The Washington Post April 12, 2004

Room TonePress

A Novel Twist On ‘The Turn Of The Screw’

by Nelson Pressley

There is little light but much illumination in “Room Tone,” a tantalizing piece by the New York experimentalist troupe Elevator Repair Service, which appeared for two performances at Dance Place over the weekend. The show begins in a ghostly glow with a low-wattage bank of lights aimed at the audience; beyond is . . . what? A bed? And closer — is that a man?

It is a man, and soon he’s sitting with the audience in the near-dark, casually sharing his odd background, interviewing a potential governess to watch the niece and nephew he says he never sees. Yes, this is the uncle from Henry James’s “The Turn of the Screw,” and this is the story of a governess who ends up in his country house, caring for the two peculiar children, straining at suspicious sounds, flailing at things she fears but can’t quite see.
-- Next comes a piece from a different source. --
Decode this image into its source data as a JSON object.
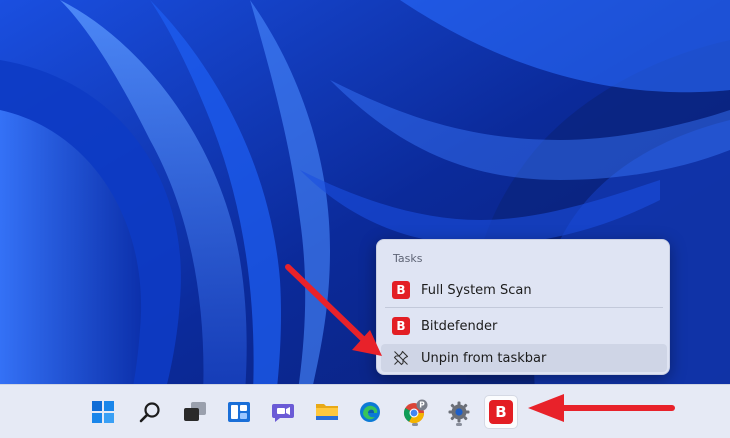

It’s terribly clever, the way ERS (which created the show, directed by John Collins and Steve Bodow) eases you into this tale with a laconic pace and deadpan humor. It’s both amusing and disarming when Robert Cucuzza, as the uncle, apologetically squeezes through the crowd and down to the stage to let in the potential governess (Maggie McBrien), then ushers her into the audience to sit with him. When he asks her a routine question and gets a mystical, detailed answer about how she recalls the time and place “when my soul opened out to the infinite,” his dry response — something on the order of “Umm . . . yeah” — generates a laugh without diminishing the strangeness that’s gradually being built up.

That strangeness starts with the carefully pierced darkness of Collins’s lighting, and it’s augmented by the vague hiss and pulse in Michael Kraskin’s sound design. (That’s the “room tone,” the aural analogue of the “consciousness of a presence” referred to here and in James’s novella.) The sound oddities include bizarre effects with the kids — such as amplified slurping from young Flora’s little lobster toy as it plunges into her governess’s teacup, and massive scratching sounds as mischievous Miles scrawls on a notepad.

Rinne Groff plays the governess in the country house — remember that “The Turn of the Screw” featured two governesses — and though Groff is thoroughly reserved, the acting around her begins to get a little Gothic. Katherine Profeta, a grown woman who effectively portrays Flora without resorting to girlish mannerisms, spends a lot of her time wide-eyed and crouching behind a chair, as in an Edward Gorey cartoon. Susie Sokol looks like punk trouble as Miles, dressed by costume designer Colleen Werthmann in shorts, kneepads and a black leather hat.

“What’s your blood type?” the kids ask the governess. They follow up: “Least favorite type?” Miles sulkily participates in a priceless music session in which the prim and proper Groff can barely be heard telling him to concentrate on the spiritual side of the song — “which is not,” she is forced to declare, “about touching your teacher!”

Miraculously, the antics don’t compromise the tension; they add to a list of unexpected turns that finally erupts in passionate, anxious dance as the ghost story grows dangerous. Groff moves as if blind; Profeta and Sokol execute something like a demented hopscotch, and Sokol looks utterly menacing as she dances like a Motown backup singer gone psychotic. (“The T.A.M.I. Show” is cited as one of the show’s sources.) Kraskin’s accelerating music helps catapult the story to a fever pitch, after which a sober, pungent passage from “Varieties of Religious Experience,” by William James — Henry’s brother — puts the entire show in a sharp and troubling mystical light. The effect is pretty close to sublime.